Clin Exp Metastasis. 2014 Jan;31(1):25-32. doi: 10.1007/s10585-013-9606-5. Epub 2013 Aug 22.
This study evaluated the efficacy of percutaneous radiofrequency ablation (RFA) for the treatment of metachronous liver metastases of gastric cancer. We enrolled a total of 44 patients who underwent percutaneous RFA for the treatment of metachronous liver metastases after resection of a primary gastric adenocarcinoma from January 2002 to November 2011. The primary endpoint of this study was overall survival (OS) and recurrence-free survival (RFS) after RFA. Systemic chemotherapy was combined with RFA in 40 patients; the OS and RFS of the patients with liver-only metastasis who underwent RFA and chemotherapy were 20.9 months (95% CI 18.4-23.4) and 9.8 months (95% CI 9.2-10.5), respectively. On multivariate analysis, the factors independently, negatively associated with OS were extrahepatic metastatic lesions (HR 12.6, 95% CI 3.7-42.9; p=0.001), no chemotherapy (HR 43.3, 95% CI 7.4-251.3; p=0.001), and tumor number≥2 (HR 2.6, 95% CI 1.2-5.9; p=0.015). The factors independently, negatively associated with RFS were extrahepatic metastatic lesions (HR 3.6, 95% CI 1.6-7.8; p=0.003) and bilobar intrahepatic distribution (HR 3.9, 95% CI 1.5-9.9; p=0.001). The efficacy of percutaneous RFA for metachronous liver metastases of gastric cancer is limited to patients with a single, unilobar metastasis without extrahepatic metastatic lesions. Combined systemic chemotherapy is very important for the prolongation of OS.

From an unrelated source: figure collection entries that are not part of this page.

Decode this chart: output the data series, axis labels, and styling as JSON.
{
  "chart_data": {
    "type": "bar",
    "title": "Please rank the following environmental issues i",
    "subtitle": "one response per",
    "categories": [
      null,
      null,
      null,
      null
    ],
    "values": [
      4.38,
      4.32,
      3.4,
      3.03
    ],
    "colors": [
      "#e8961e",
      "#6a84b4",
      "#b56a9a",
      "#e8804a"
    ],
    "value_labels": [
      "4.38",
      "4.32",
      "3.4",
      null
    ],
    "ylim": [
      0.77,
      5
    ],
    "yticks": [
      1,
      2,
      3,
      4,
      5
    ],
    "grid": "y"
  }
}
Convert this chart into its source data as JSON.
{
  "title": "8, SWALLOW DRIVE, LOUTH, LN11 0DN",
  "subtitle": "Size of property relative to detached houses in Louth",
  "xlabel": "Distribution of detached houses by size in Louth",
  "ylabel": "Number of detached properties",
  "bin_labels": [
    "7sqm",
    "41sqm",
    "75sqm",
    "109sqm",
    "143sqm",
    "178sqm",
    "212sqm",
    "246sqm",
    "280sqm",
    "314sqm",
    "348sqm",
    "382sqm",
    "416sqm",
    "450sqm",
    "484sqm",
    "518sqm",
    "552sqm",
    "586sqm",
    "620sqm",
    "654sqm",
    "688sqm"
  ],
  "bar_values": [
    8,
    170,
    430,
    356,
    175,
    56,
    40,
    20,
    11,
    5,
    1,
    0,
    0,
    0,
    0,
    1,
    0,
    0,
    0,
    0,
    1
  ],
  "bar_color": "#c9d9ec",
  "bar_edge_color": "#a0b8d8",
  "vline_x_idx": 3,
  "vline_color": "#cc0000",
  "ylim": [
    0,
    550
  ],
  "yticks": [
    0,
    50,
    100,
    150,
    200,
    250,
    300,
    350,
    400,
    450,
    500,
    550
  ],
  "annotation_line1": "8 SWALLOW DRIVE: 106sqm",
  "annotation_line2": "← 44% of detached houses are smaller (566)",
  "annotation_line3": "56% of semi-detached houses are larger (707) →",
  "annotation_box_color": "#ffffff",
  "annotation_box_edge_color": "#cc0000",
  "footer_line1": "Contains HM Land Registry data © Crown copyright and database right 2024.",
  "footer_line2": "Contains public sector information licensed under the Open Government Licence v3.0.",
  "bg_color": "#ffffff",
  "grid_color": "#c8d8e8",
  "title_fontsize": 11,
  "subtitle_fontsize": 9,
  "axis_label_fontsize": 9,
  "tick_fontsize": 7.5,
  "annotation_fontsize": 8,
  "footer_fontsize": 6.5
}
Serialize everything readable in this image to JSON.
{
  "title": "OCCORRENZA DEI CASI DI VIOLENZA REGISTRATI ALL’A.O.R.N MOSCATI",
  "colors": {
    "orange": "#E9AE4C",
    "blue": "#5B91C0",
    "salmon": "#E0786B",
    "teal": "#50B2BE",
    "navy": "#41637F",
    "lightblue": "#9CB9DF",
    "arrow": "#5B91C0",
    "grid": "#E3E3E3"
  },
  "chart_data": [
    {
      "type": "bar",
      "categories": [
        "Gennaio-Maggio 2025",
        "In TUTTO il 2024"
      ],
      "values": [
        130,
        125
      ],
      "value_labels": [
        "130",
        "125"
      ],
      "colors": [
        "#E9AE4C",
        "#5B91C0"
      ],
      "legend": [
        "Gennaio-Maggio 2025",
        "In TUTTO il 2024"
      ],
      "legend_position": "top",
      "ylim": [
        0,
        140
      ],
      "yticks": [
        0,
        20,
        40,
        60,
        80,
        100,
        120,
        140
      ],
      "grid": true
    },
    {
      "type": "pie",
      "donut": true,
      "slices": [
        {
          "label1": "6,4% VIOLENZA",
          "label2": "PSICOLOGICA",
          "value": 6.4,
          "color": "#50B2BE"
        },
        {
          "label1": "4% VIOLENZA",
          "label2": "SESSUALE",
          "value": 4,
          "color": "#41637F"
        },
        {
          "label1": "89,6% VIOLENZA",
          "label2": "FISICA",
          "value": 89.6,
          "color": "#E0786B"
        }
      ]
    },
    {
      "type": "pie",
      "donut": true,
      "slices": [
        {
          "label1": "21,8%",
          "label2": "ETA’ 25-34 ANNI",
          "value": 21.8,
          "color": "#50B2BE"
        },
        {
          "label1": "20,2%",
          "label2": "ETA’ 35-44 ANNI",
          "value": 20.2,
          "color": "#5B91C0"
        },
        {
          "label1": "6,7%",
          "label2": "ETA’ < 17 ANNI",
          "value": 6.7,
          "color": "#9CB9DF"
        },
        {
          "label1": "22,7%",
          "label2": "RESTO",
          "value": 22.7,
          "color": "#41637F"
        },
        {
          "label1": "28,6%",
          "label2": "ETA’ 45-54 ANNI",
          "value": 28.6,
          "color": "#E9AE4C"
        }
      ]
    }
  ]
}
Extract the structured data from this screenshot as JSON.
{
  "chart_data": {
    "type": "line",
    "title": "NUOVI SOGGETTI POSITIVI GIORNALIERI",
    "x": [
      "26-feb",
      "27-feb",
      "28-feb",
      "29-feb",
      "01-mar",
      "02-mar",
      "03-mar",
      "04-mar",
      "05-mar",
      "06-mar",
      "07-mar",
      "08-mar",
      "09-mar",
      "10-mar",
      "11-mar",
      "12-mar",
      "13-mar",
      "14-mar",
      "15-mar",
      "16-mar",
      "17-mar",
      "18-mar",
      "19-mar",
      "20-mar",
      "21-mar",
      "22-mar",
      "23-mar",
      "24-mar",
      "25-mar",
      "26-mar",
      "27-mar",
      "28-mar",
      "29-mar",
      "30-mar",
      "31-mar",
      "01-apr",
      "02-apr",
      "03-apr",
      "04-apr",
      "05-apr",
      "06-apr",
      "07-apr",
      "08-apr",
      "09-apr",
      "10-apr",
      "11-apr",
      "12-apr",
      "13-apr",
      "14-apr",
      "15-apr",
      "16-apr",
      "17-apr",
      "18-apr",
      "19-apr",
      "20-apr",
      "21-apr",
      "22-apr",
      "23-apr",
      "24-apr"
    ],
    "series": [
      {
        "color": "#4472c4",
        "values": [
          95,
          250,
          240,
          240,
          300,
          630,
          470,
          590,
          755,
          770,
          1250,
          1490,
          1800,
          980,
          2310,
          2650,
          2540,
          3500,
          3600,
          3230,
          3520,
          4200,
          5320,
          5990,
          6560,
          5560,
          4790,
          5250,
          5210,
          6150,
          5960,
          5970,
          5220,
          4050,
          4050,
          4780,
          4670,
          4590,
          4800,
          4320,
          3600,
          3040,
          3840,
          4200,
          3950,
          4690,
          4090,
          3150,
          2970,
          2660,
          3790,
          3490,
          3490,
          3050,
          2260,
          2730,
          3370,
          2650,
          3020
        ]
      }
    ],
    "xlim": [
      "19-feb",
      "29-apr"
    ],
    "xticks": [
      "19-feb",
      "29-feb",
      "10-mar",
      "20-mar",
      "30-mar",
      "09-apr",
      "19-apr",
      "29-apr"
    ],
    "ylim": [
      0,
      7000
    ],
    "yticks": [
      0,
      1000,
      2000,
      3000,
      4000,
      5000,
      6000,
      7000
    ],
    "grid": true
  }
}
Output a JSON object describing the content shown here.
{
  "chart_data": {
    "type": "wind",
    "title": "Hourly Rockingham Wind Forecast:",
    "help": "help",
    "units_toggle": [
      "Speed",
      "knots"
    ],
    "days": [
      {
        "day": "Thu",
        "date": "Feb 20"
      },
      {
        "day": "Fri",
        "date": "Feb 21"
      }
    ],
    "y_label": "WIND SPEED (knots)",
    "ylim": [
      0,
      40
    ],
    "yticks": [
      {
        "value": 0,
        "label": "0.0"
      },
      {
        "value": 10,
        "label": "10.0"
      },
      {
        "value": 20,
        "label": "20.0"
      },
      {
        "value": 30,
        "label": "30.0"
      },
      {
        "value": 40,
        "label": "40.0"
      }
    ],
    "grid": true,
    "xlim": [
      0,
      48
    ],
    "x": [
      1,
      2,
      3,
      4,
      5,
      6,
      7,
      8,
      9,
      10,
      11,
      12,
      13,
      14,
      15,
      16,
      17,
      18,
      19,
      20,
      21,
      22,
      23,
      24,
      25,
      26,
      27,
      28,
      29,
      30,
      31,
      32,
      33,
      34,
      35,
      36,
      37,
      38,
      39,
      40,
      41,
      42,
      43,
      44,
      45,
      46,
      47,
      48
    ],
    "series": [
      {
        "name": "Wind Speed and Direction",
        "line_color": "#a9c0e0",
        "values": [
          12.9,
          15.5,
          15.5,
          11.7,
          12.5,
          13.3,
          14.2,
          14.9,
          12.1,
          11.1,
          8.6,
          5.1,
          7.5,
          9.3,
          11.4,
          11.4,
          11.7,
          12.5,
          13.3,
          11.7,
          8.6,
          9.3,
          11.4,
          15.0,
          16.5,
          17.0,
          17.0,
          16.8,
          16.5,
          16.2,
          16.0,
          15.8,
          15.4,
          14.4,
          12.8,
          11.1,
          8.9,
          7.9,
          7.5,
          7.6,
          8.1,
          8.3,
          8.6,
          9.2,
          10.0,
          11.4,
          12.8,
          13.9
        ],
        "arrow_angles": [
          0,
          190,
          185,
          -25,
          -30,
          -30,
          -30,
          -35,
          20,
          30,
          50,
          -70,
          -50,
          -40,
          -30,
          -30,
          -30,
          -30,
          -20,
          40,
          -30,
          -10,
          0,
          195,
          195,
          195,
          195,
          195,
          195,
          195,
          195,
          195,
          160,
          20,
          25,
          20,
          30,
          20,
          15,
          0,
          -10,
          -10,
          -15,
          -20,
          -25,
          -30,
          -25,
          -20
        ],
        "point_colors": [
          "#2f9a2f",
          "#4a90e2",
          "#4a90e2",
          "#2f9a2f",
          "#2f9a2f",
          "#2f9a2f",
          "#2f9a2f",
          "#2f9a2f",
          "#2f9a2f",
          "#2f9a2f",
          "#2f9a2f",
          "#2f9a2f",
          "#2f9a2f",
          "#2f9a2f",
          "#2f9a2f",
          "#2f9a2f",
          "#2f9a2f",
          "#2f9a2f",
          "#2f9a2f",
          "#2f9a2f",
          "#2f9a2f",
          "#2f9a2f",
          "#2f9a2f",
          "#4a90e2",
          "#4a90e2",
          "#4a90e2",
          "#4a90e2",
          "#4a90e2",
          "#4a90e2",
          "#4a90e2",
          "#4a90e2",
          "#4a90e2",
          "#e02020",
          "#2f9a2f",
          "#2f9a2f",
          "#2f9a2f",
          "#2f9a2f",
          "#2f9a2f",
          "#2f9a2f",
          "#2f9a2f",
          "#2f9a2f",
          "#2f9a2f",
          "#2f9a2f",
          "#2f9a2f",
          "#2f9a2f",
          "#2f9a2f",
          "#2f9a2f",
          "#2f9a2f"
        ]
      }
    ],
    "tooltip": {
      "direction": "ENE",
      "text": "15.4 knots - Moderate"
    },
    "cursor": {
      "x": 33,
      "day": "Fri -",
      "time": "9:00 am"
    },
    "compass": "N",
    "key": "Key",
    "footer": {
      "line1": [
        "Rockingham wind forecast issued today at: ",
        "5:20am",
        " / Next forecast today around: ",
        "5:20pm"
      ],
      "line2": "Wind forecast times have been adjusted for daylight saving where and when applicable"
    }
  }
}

本研究评估了经皮射频消融(RFA)治疗胃腺癌切除术后肝转移的疗效。我们共纳入 44 例 2002 年 1 月至 2011 年 11 月因原发性胃腺癌切除术后发生肝转移的患者,行经皮 RFA 治疗。本研究的主要终点是 RFA 后总生存(OS)和无复发生存(RFS)。40 例患者在 RFA 的同时联合全身化疗;仅行 RFA 和化疗的肝转移患者的 OS 和 RFS 分别为 20.9 个月(95%CI 18.4-23.4)和 9.8 个月(95%CI 9.2-10.5)。多因素分析显示,与 OS 独立相关的负性因素包括肝外转移灶(HR 12.6,95%CI 3.7-42.9;p=0.001)、未行化疗(HR 43.3,95%CI 7.4-251.3;p=0.001)和肿瘤数目≥2(HR 2.6,95%CI 1.2-5.9;p=0.015)。与 RFS 独立相关的负性因素包括肝外转移灶(HR 3.6,95%CI 1.6-7.8;p=0.003)和肝内双叶分布(HR 3.9,95%CI 1.5-9.9;p=0.001)。经皮 RFA 治疗胃腺癌肝转移的疗效仅限于单发、单叶、无肝外转移灶的患者。联合全身化疗对于延长 OS 非常重要。